Friday, February 8, 2002
Justices Remain Friendly Despite Tension Over Cases, Ginsburg Tells Local Law School Gathering
By a MetNews Staff Writer
Members of the nation’s highest court maintain collegiality regardless of their divergent views of emotional and controversial cases, U.S. Supreme Court Justice Ruth Bader Ginsburg told a Los Angeles audience.
“We remain good friends,” she said Wednesday night, while acknowledging “temporary” strains resulting from the need to make difficult decisions. She specifically mentioned only one such case, Bush v. Gore, and noted that 40 percent of the high court’s rulings are unanimous.
That figure is “something the press rarely notes,” she commented.

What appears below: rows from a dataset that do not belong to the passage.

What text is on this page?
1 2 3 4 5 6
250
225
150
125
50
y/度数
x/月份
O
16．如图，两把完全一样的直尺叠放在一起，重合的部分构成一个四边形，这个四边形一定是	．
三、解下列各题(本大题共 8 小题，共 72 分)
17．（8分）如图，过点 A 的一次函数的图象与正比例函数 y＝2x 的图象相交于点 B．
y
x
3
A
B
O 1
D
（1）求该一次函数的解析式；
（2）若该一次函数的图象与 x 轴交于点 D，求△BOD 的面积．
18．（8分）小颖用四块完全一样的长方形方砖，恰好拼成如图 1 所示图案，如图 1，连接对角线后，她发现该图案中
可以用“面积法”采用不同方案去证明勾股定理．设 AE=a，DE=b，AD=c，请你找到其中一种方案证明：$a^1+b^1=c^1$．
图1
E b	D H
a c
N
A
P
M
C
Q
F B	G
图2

Ginsburg made the remarks at a dinner attended by more than 300 alumni and benefactors of Southwestern University School of Law. The event was held in the historic Bullocks Wilshire Building that now houses the school’s library.
Ginsburg received a rousing introduction from Professor James A. Kushner, who teaches constitutional law and land-use planning at the school. Kushner said it was particularly significant that the event was taking place in the Bullocks building, which is on the National Register of Historic Places, since Ginsburg was part of the 5-4 majority that upheld the constitutionality of historic preservation laws.
Ginsburg, Kushner noted, has been critically described as “the most dangerous justice” because she has often found herself in a 5-4 majority despite being one of only two justices appointed by a Democratic president.
In her brief comments, the justice said she and her colleagues maintain their cordiality, in part, by participating in a variety of extracurricular activities. These include recitals by world-famous singers and musicians—the court has a piano donated by the late Leonard Bernstein—and luncheons to which special guests are invited, she said.
The fare for the luncheons generally comes from the public cafeteria, she reported. The members have also partaken from time to time of delicacies from members of the justices’ families, including beef jerky prepared by Justice Sandra Day O’Connor’s brother—with whom O’Connor co-authored a recent book about life on the family ranch—and a cake prepared by Ginsburg’s husband.
Earlier in the day, the justice met with students in a discussion closed to the press and public. The subject was the history of women in the law, school spokeswoman Carolyn Ziegler-Davenport told the MetNews.